Warning that there is an official decree by the occupation Government targeting journalists, he said the UN must use its power to secure Palestinian journalists and called for the formation of a committee to investigate the crimes perpetrated against them.
“Your work as journalists — bearing witness, reporting the facts — is vital in building the informed global consensus required” to bring about a solution, said António Guterres, UN Secretary-General, in a message read out by Melissa Fleming, Chief of the UN Department of Global Communications, who moderated the panel. Ms. Fleming highlighted the work of her Department, as well as Noon Briefings by the Office of the Spokesperson of the Secretary-General in relaying information and images from Gaza.

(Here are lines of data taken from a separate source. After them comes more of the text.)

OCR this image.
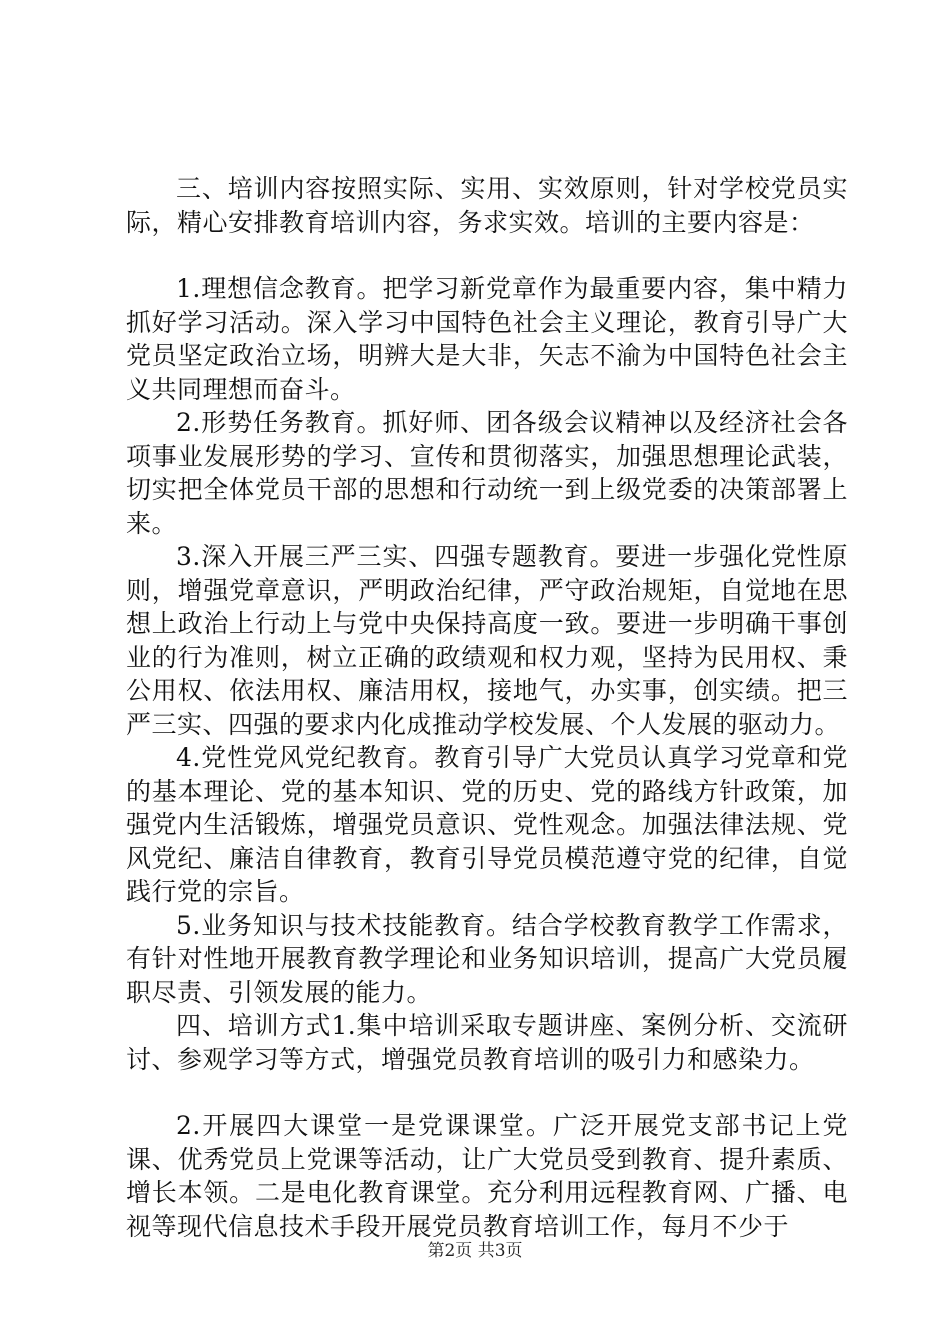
三、培训内容按照实际、实用、实效原则，针对学校党员实际，精心安排教育培训内容，务求实效。培训的主要内容是：

1.理想信念教育。把学习新党章作为最重要内容，集中精力抓好学习活动。深入学习中国特色社会主义理论，教育引导广大党员坚定政治立场，明辨大是大非，矢志不渝为中国特色社会主义共同理想而奋斗。

2.形势任务教育。抓好师、团各级会议精神以及经济社会各项事业发展形势的学习、宣传和贯彻落实，加强思想理论武装，切实把全体党员干部的思想和行动统一到上级党委的决策部署上来。

3.深入开展三严三实、四强专题教育。要进一步强化党性原则，增强党章意识，严明政治纪律，严守政治规矩，自觉地在思想上政治上行动上与党中央保持高度一致。要进一步明确干事创业的行为准则，树立正确的政绩观和权力观，坚持为民用权、秉公用权、依法用权、廉洁用权，接地气，办实事，创实绩。把三严三实、四强的要求内化成推动学校发展、个人发展的驱动力。

4.党性党风党纪教育。教育引导广大党员认真学习党章和党的基本理论、党的基本知识、党的历史、党的路线方针政策，加强党内生活锻炼，增强党员意识、党性观念。加强法律法规、党风党纪、廉洁自律教育，教育引导党员模范遵守党的纪律，自觉践行党的宗旨。

5.业务知识与技术技能教育。结合学校教育教学工作需求，有针对性地开展教育教学理论和业务知识培训，提高广大党员履职尽责、引领发展的能力。

四、培训方式1.集中培训采取专题讲座、案例分析、交流研讨、参观学习等方式，增强党员教育培训的吸引力和感染力。

2.开展四大课堂一是党课课堂。广泛开展党支部书记上党课、优秀党员上党课等活动，让广大党员受到教育、提升素质、增长本领。二是电化教育课堂。充分利用远程教育网、广播、电视等现代信息技术手段开展党员教育培训工作，每月不少于

第2页 共3页
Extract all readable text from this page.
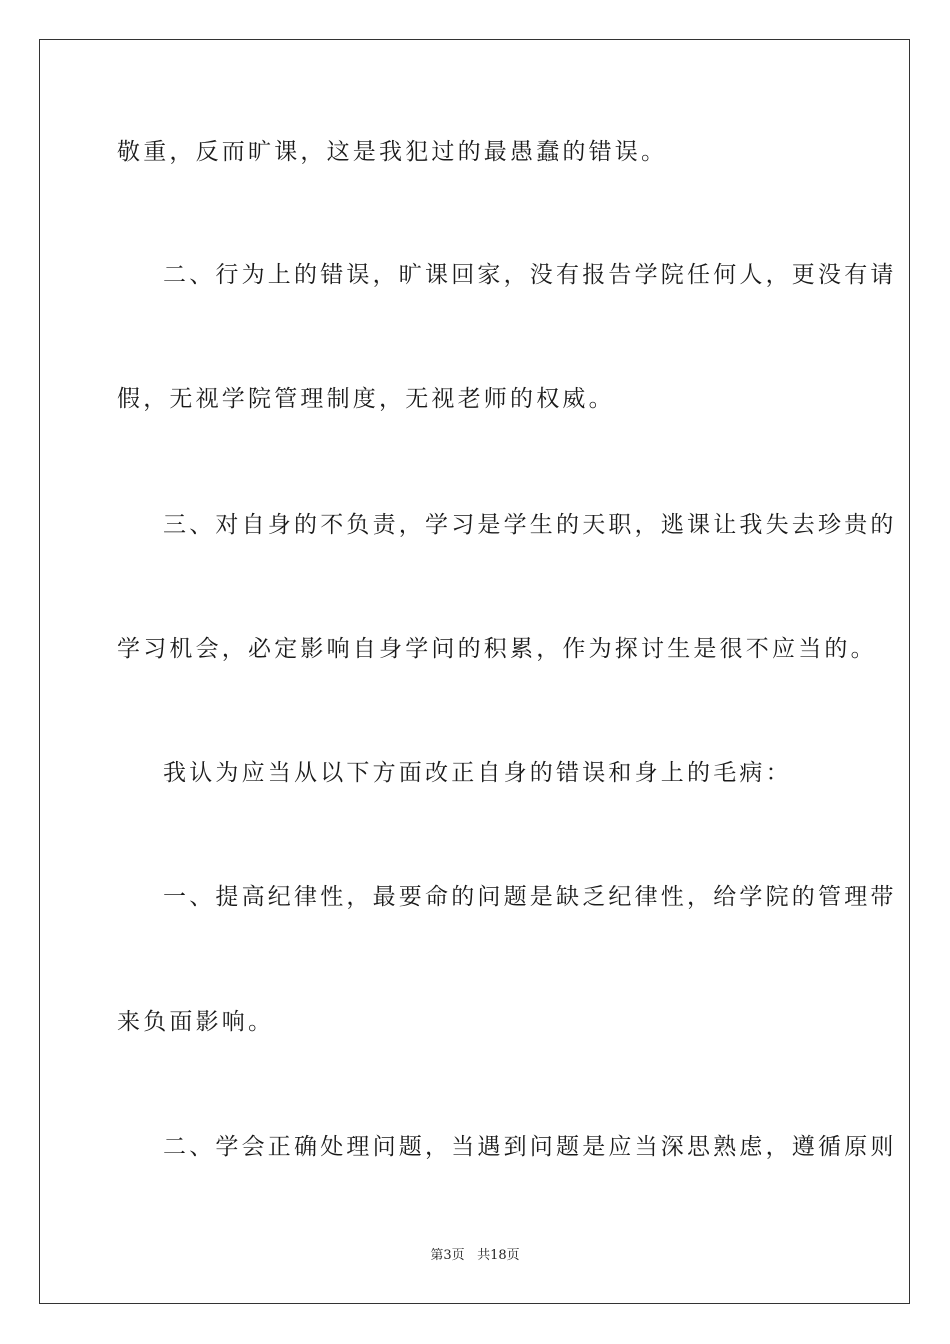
敬重，反而旷课，这是我犯过的最愚蠢的错误。
二、行为上的错误，旷课回家，没有报告学院任何人，更没有请
假，无视学院管理制度，无视老师的权威。
三、对自身的不负责，学习是学生的天职，逃课让我失去珍贵的
学习机会，必定影响自身学问的积累，作为探讨生是很不应当的。
我认为应当从以下方面改正自身的错误和身上的毛病：
一、提高纪律性，最要命的问题是缺乏纪律性，给学院的管理带
来负面影响。
二、学会正确处理问题，当遇到问题是应当深思熟虑，遵循原则
第3页 共18页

Coly Seck (Senegal), Chair of the Committee on the Exercise of the Inalienable Rights of the Palestinian People, noted that media workers have been targeted and even killed while broadcasting live. The images, testimonies and data that Palestinians have risked their lives to create are “not byproducts of the conflict; they are critical chronicles”, he said.
‘Israel’s Main Enemy Is the Truth’
Riyad H. Mansour, Permanent Observer of the State of Palestine, said attacks on Palestinian journalists were ongoing before the genocide — Shireen Abu Akleh [killed in the West Bank in 2022] and Yasser Murtaza [killed in Gaza in 2018] were killed while wearing their press vests. Israel attacks journalists because “Israel’s main enemy is the truth”, he said. He proposed holding a high-profile conference where journalists from mainstream Western media can use their fame and position to raise awareness about the situation of their Palestinian colleagues. Ms. Ginsberg suggested that such a conference should take place in Israel or the West Bank, because “the people that we really need to convince is Israel and the Israeli people”.
In the ensuing discussion, audience members stressed the importance of holding social media platforms accountable to ensure that their algorithms are not spreading misinformation. They pointed to the biased language used by media outlets when reporting on Palestinians — examples including a nine-year-old wounded child who was referred to as a “young man” and the citing of numbers by the “Hamas-controlled Ministry”. Responding, Ms. Azem underscored that media outlets need to reflect on how close they are to power and how uncritically they treat information provided by Israeli and United States spokespeople. Ms. Ginsberg stressed that the smearing of journalists is part of Israel’s playbook.